The convertible and coupe were the first Mustangs sold in March 1964, with the 2+2 fastback arriving shortly after. The convertible was built along the same lines as the coupe, was based on the Ford Falcon frame, and shared many Falcon and Ford Fairlane mechanical components. The major difference between the convertible and coupe was the fact that the convertible's frame was strengthened to handle the flex of the body without the hardtop construction.

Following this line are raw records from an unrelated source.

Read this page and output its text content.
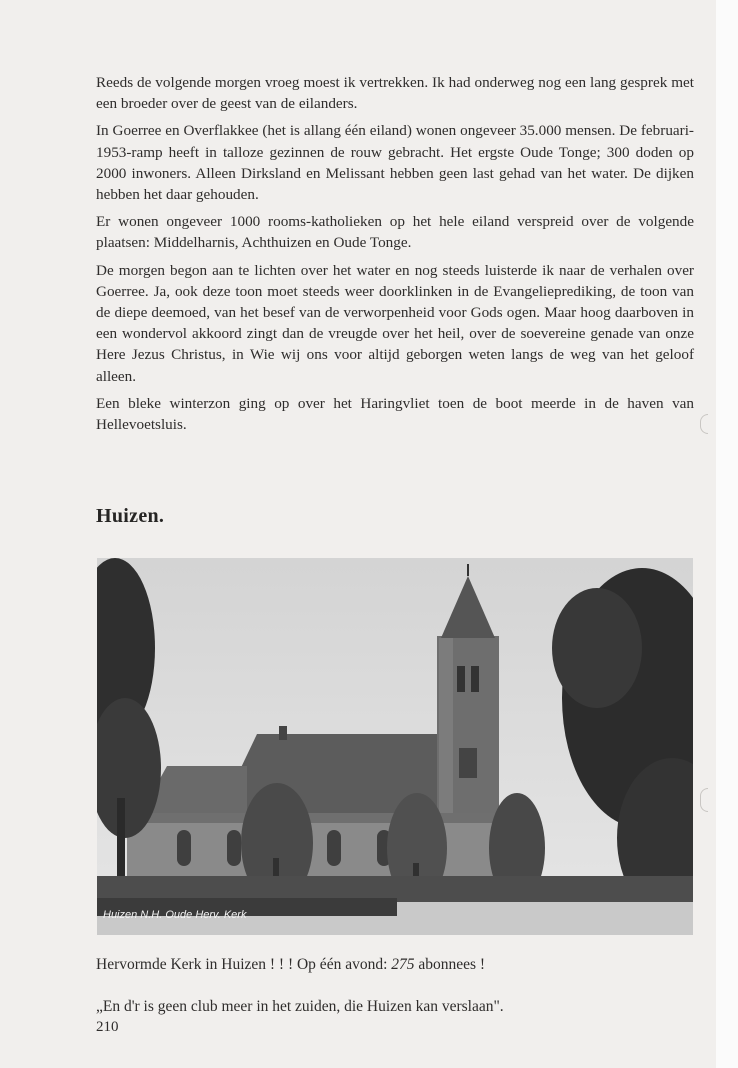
Reeds de volgende morgen vroeg moest ik vertrekken. Ik had onderweg nog een lang gesprek met een broeder over de geest van de eilanders.

In Goerree en Overflakkee (het is allang één eiland) wonen ongeveer 35.000 mensen. De februari-1953-ramp heeft in talloze gezinnen de rouw gebracht. Het ergste Oude Tonge; 300 doden op 2000 inwoners. Alleen Dirksland en Melissant hebben geen last gehad van het water. De dijken hebben het daar gehouden.

Er wonen ongeveer 1000 rooms-katholieken op het hele eiland verspreid over de volgende plaatsen: Middelharnis, Achthuizen en Oude Tonge.

De morgen begon aan te lichten over het water en nog steeds luisterde ik naar de verhalen over Goerree. Ja, ook deze toon moet steeds weer doorklinken in de Evangelieprediking, de toon van de diepe deemoed, van het besef van de verworpenheid voor Gods ogen. Maar hoog daarboven in een wondervol akkoord zingt dan de vreugde over het heil, over de soevereine genade van onze Here Jezus Christus, in Wie wij ons voor altijd geborgen weten langs de weg van het geloof alleen.

Een bleke winterzon ging op over het Haringvliet toen de boot meerde in de haven van Hellevoetsluis.

Huizen.
Huizen N.H. Oude Herv. Kerk
Hervormde Kerk in Huizen ! ! ! Op één avond: 275 abonnees !
„En d'r is geen club meer in het zuiden, die Huizen kan verslaan".
210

The first convertible was built on the first day of production on March 9, 1964. A Fort Lauderdale, Florida, couple ordered it at the Powell Ford dealership. It was delivered on March 16, one day before the Mustang officially went on sale. The convertible was painted Wimbledon White and was equipped with a 260-ci V-8 engine and automatic transmission. It had a power convertible top and a full-length console. It is now a museum piece that people can see on tours.
Carroll Shelby used the 1967 through 1969 convertible for his Shelby GT350 and GT500 high-performance conversions, which came in seven colors and three different engine options: the 302-, 390- and 428-cubic-inch V-8s.
1960s and 1970s Production
A whopping 101,945 1964 ½ and 1965 convertibles were sold between its debut in March 1964 until the production year ended in late 1965. Production fell steadily over the next six years. In 1966, convertible sales were 72,119, and then 44,808 in 1967. By 1971, just 7,643 were sold, with the number dropping 6,401 in 1972. The convertible rebounded a bit in 1973 with 11,853 units sold.
The 1973 model was almost the swan song for the Mustang. The second generation Mustang was launched in 1974 as a downsized version of the first generation. It was placed on the Pinto frame, an inexpensive and often ridiculed Ford model because of its questionable quality. Federal legislation was considered to ban the convertible due to safety concerns. Ford anticipated the legislation by dropping the convertible, although the law never materialized.
The convertible returned in 1983 to compete against Chrysler's convertible cars. The topless Mustang now sported a spunky 3.8-liter V-6 engine as the GLX trim model. An additional 1,001 GT models were added to the line as well. The GT featured a four-barrel carburetor V-6 generating 175 horsepower.
The fifth generation Mustang convertibles are just as popular as its progenitors. One special model, the soft-top Redline Red Metallic Mustang GT concept car, was introduced in 2005 with red and charcoal leather seats, a billet-aluminum shifter for the automatic transmission, sports-style instrument cluster and 20-inch wheels. It sold for $175,000 at the Barrett-Jackson Palm Beach auto auction in 2009.
The Mustang convertible, manufactured by the Ford Motor Company from 1964 through 1974 and 1983 onward (as of 2009), is an American icon of 1960s pop culture. More than 100,000 convertibles were produced in its first year, boosting the image that the Mustang was a hip car that best represented the youth culture. Sagging sales, downsizing the frame and safety concerns forced the convertible into hiatus for nine years, but it has since emerged and retained its sporty roots.